A Theory of Aging
What is Glucocorticoid Cascade Hypothesis?
The glucocorticoid cascade hypothesis theorizes that stress wears on mechanisms essential to the functioning of hypothalamic–pituitary–adrenal axis—a major neuroendocrine system that controls reactions to stress and regulates essential body processes, such as digestion, the immune system, mood and emotions, sexuality, and energy storage and expenditure.
Robert Sapolsky, Lewis Krey and Bruce McEwen presented the glucocorticoid cascade hypothesis in a 1986 paper. They postulated that as we age our bodies become less adapt at processing neurochemicals associated with stress. These neurochemicals then accumulate and have deleterious impact on neurological processes. Aging, therefore, produced a cascading, negative feedback loop.
Excessive glucocorticoid in our system can create havoc on our health, causing immunosuppression, muscle atrophy, osteoporosis, insulin resistance, hypertension, depression and insomnia. Because of the potential damaging impact of glucocorticoid, their production is strictly controlled by the hypothalamic-pituitary-adrenal (HPA) axis.
The Stress Response and Glucocorticoid Cascade Hypothesis
Glucocorticoid plays a primary role in the stress response. Glucocorticoid is a steroidal hormone produced through a cascade of responses flowing through the HPA axis during stress.
The cascade of responses begins when stress activates the hypothalamus which initiates a release of a corticotrophin-releasing hormone (CRH). CRH then signals to the anterior pituitary to release adrenocorticotrophin (ACTH). ACTH then signals to the cortical layer of the adrenal gland to release glucocorticoids, which act on peripheral tissues preparing the body for a response.
A major role of glucocorticoids in the stress response is to metabolize glucose, increasing available energy to respond to stressful events. Glucocorticoids, along with adrenaline, enhance the formation of flashbulb memories during heightened emotional events.

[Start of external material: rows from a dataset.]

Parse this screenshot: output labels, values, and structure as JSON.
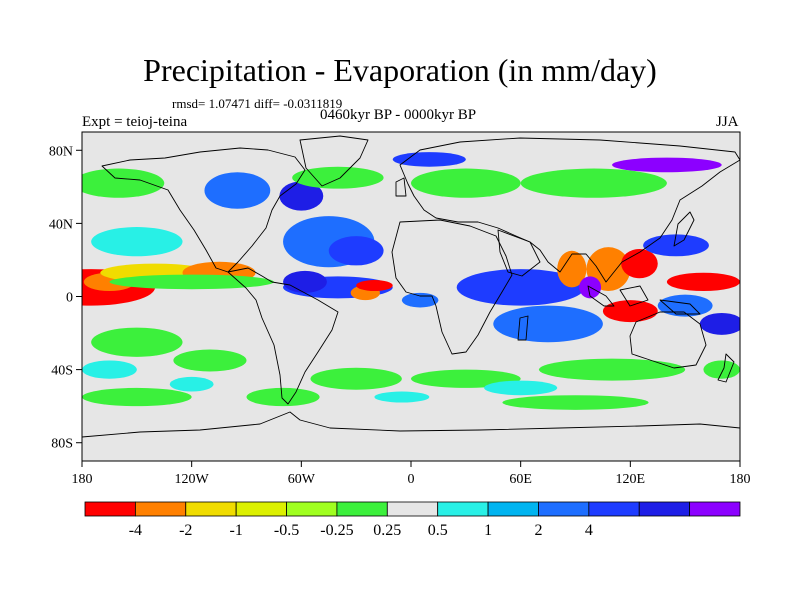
{
  "title": "Precipitation - Evaporation (in mm/day)",
  "stats": "rmsd= 1.07471  diff= -0.0311819",
  "period": "0460kyr BP - 0000kyr BP",
  "experiment": "Expt = teioj-teina",
  "season": "JJA",
  "lat_ticks": [
    "80N",
    "40N",
    "0",
    "40S",
    "80S"
  ],
  "lon_ticks": [
    "180",
    "120W",
    "60W",
    "0",
    "60E",
    "120E",
    "180"
  ],
  "colorbar": {
    "colors": [
      "#ff0000",
      "#ff8000",
      "#f0dc00",
      "#dcf000",
      "#a0ff20",
      "#3cf03c",
      "#e6e6e6",
      "#28f0e6",
      "#00b4f0",
      "#1e6eff",
      "#1e3cff",
      "#1e1ee6",
      "#8c00ff"
    ],
    "labels": [
      "-4",
      "-2",
      "-1",
      "-0.5",
      "-0.25",
      "0.25",
      "0.5",
      "1",
      "2",
      "4"
    ]
  },
  "legend_levels": [
    -4,
    -2,
    -1,
    -0.5,
    -0.25,
    0.25,
    0.5,
    1,
    2,
    4
  ],
  "field_patches": [
    {
      "lon": -175,
      "lat": 5,
      "rx": 35,
      "ry": 10,
      "level": 0
    },
    {
      "lon": -165,
      "lat": 8,
      "rx": 14,
      "ry": 5,
      "level": 1
    },
    {
      "lon": -140,
      "lat": 13,
      "rx": 30,
      "ry": 5,
      "level": 2
    },
    {
      "lon": -105,
      "lat": 13,
      "rx": 20,
      "ry": 6,
      "level": 1
    },
    {
      "lon": -120,
      "lat": 8,
      "rx": 45,
      "ry": 4,
      "level": 5
    },
    {
      "lon": -40,
      "lat": 5,
      "rx": 30,
      "ry": 6,
      "level": 10
    },
    {
      "lon": -25,
      "lat": 2,
      "rx": 8,
      "ry": 4,
      "level": 1
    },
    {
      "lon": -20,
      "lat": 6,
      "rx": 10,
      "ry": 3,
      "level": 0
    },
    {
      "lon": -58,
      "lat": 8,
      "rx": 12,
      "ry": 6,
      "level": 11
    },
    {
      "lon": -45,
      "lat": 30,
      "rx": 25,
      "ry": 14,
      "level": 9
    },
    {
      "lon": -30,
      "lat": 25,
      "rx": 15,
      "ry": 8,
      "level": 10
    },
    {
      "lon": -60,
      "lat": 55,
      "rx": 12,
      "ry": 8,
      "level": 11
    },
    {
      "lon": -95,
      "lat": 58,
      "rx": 18,
      "ry": 10,
      "level": 9
    },
    {
      "lon": -150,
      "lat": 30,
      "rx": 25,
      "ry": 8,
      "level": 7
    },
    {
      "lon": -160,
      "lat": 62,
      "rx": 25,
      "ry": 8,
      "level": 5
    },
    {
      "lon": -40,
      "lat": 65,
      "rx": 25,
      "ry": 6,
      "level": 5
    },
    {
      "lon": 30,
      "lat": 62,
      "rx": 30,
      "ry": 8,
      "level": 5
    },
    {
      "lon": 100,
      "lat": 62,
      "rx": 40,
      "ry": 8,
      "level": 5
    },
    {
      "lon": 140,
      "lat": 72,
      "rx": 30,
      "ry": 4,
      "level": 12
    },
    {
      "lon": 10,
      "lat": 75,
      "rx": 20,
      "ry": 4,
      "level": 10
    },
    {
      "lon": 60,
      "lat": 5,
      "rx": 35,
      "ry": 10,
      "level": 10
    },
    {
      "lon": 75,
      "lat": -15,
      "rx": 30,
      "ry": 10,
      "level": 9
    },
    {
      "lon": 88,
      "lat": 15,
      "rx": 8,
      "ry": 10,
      "level": 1
    },
    {
      "lon": 108,
      "lat": 15,
      "rx": 12,
      "ry": 12,
      "level": 1
    },
    {
      "lon": 125,
      "lat": 18,
      "rx": 10,
      "ry": 8,
      "level": 0
    },
    {
      "lon": 98,
      "lat": 5,
      "rx": 6,
      "ry": 6,
      "level": 12
    },
    {
      "lon": 120,
      "lat": -8,
      "rx": 15,
      "ry": 6,
      "level": 0
    },
    {
      "lon": 160,
      "lat": 8,
      "rx": 20,
      "ry": 5,
      "level": 0
    },
    {
      "lon": 145,
      "lat": 28,
      "rx": 18,
      "ry": 6,
      "level": 10
    },
    {
      "lon": 150,
      "lat": -5,
      "rx": 15,
      "ry": 6,
      "level": 9
    },
    {
      "lon": 170,
      "lat": -15,
      "rx": 12,
      "ry": 6,
      "level": 11
    },
    {
      "lon": 5,
      "lat": -2,
      "rx": 10,
      "ry": 4,
      "level": 9
    },
    {
      "lon": -150,
      "lat": -25,
      "rx": 25,
      "ry": 8,
      "level": 5
    },
    {
      "lon": -110,
      "lat": -35,
      "rx": 20,
      "ry": 6,
      "level": 5
    },
    {
      "lon": -30,
      "lat": -45,
      "rx": 25,
      "ry": 6,
      "level": 5
    },
    {
      "lon": 30,
      "lat": -45,
      "rx": 30,
      "ry": 5,
      "level": 5
    },
    {
      "lon": 110,
      "lat": -40,
      "rx": 40,
      "ry": 6,
      "level": 5
    },
    {
      "lon": -150,
      "lat": -55,
      "rx": 30,
      "ry": 5,
      "level": 5
    },
    {
      "lon": -70,
      "lat": -55,
      "rx": 20,
      "ry": 5,
      "level": 5
    },
    {
      "lon": 90,
      "lat": -58,
      "rx": 40,
      "ry": 4,
      "level": 5
    },
    {
      "lon": 170,
      "lat": -40,
      "rx": 10,
      "ry": 5,
      "level": 5
    },
    {
      "lon": -165,
      "lat": -40,
      "rx": 15,
      "ry": 5,
      "level": 7
    },
    {
      "lon": -120,
      "lat": -48,
      "rx": 12,
      "ry": 4,
      "level": 7
    },
    {
      "lon": 60,
      "lat": -50,
      "rx": 20,
      "ry": 4,
      "level": 7
    },
    {
      "lon": -5,
      "lat": -55,
      "rx": 15,
      "ry": 3,
      "level": 7
    }
  ]
}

Glucocorticoids interact with other cells by attaching to glucocorticoid (GR) and corticosterone (B) receptors. The glucocorticoid receptor is the receptor to which cortisol, also activated during stress, and glucocorticoids bind. The activated GR complex up-regulates the expression of anti-inflammatory proteins in the nucleus or represses the expression of pro-inflammatory proteins in the cytosol.
Acute stress damages these receptors. When too many of these receptors are damaged, the glucocorticoid remains in the body causing harm to surrounding organs and processes. This is the biological cost of stress known as the allostatic load. Once we return to a homeostatic balance, our body can redirect energy to repair damaged glucocorticoid receptors. The body repairs, preparing the organism to respond to the next wave of stress.

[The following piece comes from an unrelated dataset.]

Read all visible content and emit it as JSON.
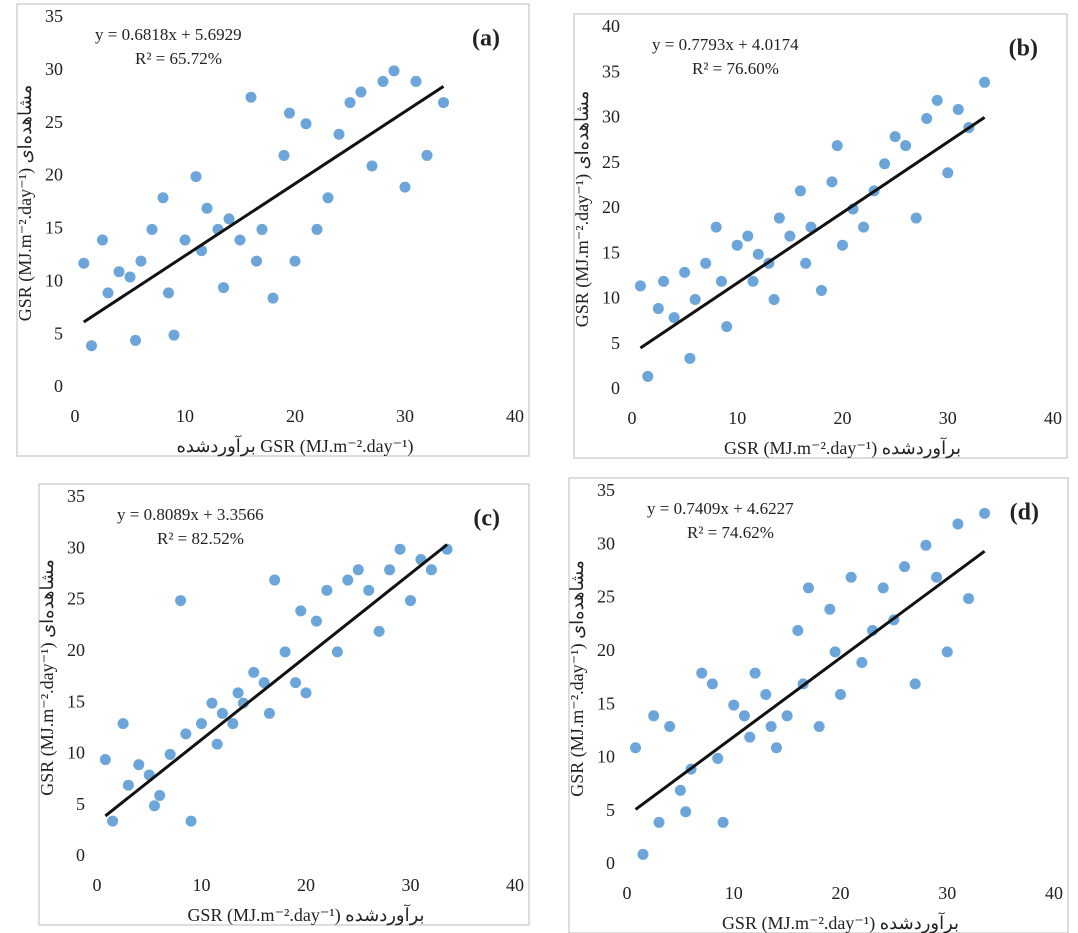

However, when stress is prolonged the damage extends beyond the receptor, leading to neuronal loss, which cannot be repaired. Chronic stress can lead to long-term illness. It appears that with age, we also suffer loss of some of these receptors. Sapolsky et. al. found that “glucocorticoid binding receptors are lost with age in the hippocampus” (1986).
Age related damages in the hippocampus inhibits the efficient control of glucocorticoid production in the HPA axis. “The hippocampus with its loss of neurons and of their B and possibly GR receptors, is doubly impaired in its regulation of adrenocortical secretion.” Sapolsky and colleagues continue to explain that, “the receptor depletion desensitizes the structure to the presence of circulating B and, in effect, causes circulating concentrations
Slowing the Aging Process
We can’t stop aging. As sure as we are born, we will die. We can, however, slow some of the aging process associate with glucocorticoid cascade hypothesis by efficiently managing stress. We must limit the amount of stress in our lives, giving time for our bodies to heal from damage caused by stressful incidents. By managing stress, we prolong some of the aging processes.
Sapolsky, R.M., Krey, L.C., & McEwen, B.S. (1986). The Neuroendocrinology of Stress and Aging: The Glucocorticoid Cascade Hypothesis. Endocrine Reviews, 7(3), 284-301.